You can't fix it and you can't make it go away.
I don't know what you're going to do about it,
But I know what I'm going to do about. I'm just
going to walk away from it. Maybe
A small part of it will die if I'm not around

feeding it anymore.

To Welch 'it' represented the violence at the Democratic Convention of 1968 in Chicago and also the Viet Nam War. I'm not sure what 'it' is to me. Then this morning I read in my horoscope, Try to remember that the person who gets in your face may be looking for answers, not for a fight. And things begin to make sense.

The last two weeks I have found myself very sensitive to any stories about violence. (Not that big of a surprise considering what has happened.) It's like buying a new car; from the moment you drive off the lot it seems that all you see are all the other cars out there just like yours. I'm seeing stories about car crashes, murders, rapes, bombings, hate crimes, words of anger and intolerance. Each occurrence of violence I read about inflicts a tiny cut on my psyche like the blade of a small penknife.

Then yesterday I gave vent to my own self-righteous anger about the outcome of the election but I forgot what a miracle yesterday really was. We had an election in this country and although almost half of people who voted did not agree that the right man was chosen to lead this country for the next four years, today we did not wake up to find there had been a military coup during the night.

Today I am tired. Tired of my anger and everyone else's. The anger in this country has been palatable. The intolerance for the other person's political belief has been a little frightening. Anger and intolerance lead to violence. That is what 'it' means for me, anger and intolerance. So, I'm not going to feed that anger and intolerance anymore. I'm going to walk away and maybe a small part of it will die. And the next time someone gets in my face I will try to remember they may be looking for answers and not a fight.

Wednesday, November 03, 2004

"America Has Spoken"

-George W Bush

And it has said, "We don't give a sh@t."

One hundred twenty million people voted yesterday.
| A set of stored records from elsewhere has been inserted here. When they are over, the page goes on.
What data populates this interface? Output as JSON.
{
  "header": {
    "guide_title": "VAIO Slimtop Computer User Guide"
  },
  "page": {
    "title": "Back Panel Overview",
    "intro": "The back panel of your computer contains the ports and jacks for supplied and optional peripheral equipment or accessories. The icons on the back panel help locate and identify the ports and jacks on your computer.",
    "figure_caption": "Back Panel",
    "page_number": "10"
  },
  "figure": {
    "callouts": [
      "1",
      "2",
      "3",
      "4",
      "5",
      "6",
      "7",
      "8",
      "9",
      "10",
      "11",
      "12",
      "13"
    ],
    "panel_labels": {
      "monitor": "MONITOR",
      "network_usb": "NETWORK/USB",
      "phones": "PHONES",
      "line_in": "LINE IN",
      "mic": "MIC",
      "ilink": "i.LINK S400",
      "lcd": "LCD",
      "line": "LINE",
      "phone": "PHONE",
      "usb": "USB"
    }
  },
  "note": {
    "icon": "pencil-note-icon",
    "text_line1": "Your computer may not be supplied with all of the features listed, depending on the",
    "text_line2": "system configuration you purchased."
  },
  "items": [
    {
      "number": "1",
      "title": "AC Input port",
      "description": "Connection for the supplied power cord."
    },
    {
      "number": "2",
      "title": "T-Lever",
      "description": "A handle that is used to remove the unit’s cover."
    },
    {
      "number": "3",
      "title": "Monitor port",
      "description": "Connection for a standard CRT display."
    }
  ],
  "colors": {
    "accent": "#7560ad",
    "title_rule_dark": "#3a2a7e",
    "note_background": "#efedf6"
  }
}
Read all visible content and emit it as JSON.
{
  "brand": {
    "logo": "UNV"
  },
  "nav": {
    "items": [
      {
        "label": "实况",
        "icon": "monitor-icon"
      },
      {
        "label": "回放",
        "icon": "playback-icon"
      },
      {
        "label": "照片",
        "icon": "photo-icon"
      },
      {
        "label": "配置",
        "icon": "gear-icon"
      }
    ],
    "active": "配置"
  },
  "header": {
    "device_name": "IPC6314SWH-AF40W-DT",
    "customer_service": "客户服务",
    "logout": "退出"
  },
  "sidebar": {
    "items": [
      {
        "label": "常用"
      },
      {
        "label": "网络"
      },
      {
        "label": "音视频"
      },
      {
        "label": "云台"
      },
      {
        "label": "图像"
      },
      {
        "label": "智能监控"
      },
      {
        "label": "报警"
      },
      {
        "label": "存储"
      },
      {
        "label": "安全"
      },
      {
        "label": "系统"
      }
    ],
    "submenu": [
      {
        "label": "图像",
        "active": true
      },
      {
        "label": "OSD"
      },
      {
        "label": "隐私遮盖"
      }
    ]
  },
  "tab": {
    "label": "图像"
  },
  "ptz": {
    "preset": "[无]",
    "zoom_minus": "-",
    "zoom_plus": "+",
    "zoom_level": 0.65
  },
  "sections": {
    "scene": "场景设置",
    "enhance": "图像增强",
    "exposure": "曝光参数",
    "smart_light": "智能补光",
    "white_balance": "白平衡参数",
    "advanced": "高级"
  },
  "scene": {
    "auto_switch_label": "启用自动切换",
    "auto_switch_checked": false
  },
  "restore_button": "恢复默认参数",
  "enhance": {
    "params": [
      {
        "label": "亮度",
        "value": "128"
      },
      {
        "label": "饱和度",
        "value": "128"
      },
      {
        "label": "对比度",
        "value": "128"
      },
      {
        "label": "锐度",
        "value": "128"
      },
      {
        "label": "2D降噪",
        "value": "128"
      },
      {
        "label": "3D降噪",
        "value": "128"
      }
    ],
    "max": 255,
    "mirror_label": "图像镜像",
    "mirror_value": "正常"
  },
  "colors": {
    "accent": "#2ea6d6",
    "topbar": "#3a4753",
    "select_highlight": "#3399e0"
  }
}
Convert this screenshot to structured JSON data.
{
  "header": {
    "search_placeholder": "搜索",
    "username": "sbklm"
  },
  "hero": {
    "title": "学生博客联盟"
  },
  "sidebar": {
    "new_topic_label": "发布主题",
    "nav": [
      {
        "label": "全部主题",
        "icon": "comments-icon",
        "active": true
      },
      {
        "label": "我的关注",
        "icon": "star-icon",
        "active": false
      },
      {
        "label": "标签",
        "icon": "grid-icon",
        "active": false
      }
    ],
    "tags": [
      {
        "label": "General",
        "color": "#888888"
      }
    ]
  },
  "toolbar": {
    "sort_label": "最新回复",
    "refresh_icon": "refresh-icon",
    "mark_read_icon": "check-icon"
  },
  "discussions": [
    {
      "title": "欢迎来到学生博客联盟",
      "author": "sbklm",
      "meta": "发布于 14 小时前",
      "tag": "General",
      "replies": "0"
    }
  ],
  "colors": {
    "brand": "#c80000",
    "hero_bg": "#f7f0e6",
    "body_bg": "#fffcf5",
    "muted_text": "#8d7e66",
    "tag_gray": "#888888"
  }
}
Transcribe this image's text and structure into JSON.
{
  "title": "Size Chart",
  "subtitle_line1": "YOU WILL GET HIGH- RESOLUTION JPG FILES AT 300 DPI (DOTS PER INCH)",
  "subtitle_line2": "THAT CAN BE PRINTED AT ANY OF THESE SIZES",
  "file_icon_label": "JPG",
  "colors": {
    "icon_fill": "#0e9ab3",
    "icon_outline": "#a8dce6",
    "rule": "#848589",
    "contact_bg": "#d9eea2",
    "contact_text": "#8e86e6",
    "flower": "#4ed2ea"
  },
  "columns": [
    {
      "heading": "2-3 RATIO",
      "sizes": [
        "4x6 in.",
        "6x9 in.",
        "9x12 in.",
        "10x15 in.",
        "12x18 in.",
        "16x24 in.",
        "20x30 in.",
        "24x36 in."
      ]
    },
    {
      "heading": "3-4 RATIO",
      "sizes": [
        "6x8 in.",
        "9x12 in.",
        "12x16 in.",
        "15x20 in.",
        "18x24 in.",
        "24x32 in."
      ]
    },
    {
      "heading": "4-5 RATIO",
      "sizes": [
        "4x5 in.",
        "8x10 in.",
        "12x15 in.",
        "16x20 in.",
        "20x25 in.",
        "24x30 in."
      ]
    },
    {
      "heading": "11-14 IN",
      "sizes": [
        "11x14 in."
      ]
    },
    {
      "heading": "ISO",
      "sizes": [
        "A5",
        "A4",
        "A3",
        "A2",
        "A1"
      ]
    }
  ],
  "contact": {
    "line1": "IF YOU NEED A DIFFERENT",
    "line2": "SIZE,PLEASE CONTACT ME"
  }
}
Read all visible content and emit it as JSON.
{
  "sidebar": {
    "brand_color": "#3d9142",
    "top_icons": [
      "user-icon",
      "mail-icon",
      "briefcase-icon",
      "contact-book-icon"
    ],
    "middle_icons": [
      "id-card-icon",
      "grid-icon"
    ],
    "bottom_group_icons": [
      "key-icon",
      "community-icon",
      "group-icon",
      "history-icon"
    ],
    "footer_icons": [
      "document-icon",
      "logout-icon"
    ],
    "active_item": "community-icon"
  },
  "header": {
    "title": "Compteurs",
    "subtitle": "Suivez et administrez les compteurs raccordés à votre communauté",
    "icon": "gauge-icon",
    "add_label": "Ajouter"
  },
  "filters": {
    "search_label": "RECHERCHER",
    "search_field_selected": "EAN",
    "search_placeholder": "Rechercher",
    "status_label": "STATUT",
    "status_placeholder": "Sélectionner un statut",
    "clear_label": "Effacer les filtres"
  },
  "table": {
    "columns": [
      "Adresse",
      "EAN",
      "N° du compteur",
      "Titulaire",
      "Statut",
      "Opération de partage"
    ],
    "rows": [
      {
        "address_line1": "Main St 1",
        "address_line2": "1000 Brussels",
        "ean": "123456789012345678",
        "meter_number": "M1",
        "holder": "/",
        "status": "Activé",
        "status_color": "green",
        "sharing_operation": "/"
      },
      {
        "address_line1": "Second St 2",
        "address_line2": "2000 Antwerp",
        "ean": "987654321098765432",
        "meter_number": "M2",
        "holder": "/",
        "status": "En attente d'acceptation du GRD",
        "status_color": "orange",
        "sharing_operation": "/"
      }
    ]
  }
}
That sounds like a lot but that number represents only 60% of the eligible voters in this country. Only one out of every ten voters between the ages of 18-34 made it to the polls. One out of every ten. Who said political apathy is dead in this country?

We (America) deserve what is coming during the next four years. To the rest of the world I offer my sincerest apology.

Tuesday, November 02, 2004

Election Day

What are you doing here looking for something to read? Go Vote!

Monday, November 01, 2004

What's the difference between the Vietnam War and the Iraq War?

A. George W. Bush had a plan to get out of the Vietnam War.

Tomorrow is Election Day. Do you know where your polling booth is?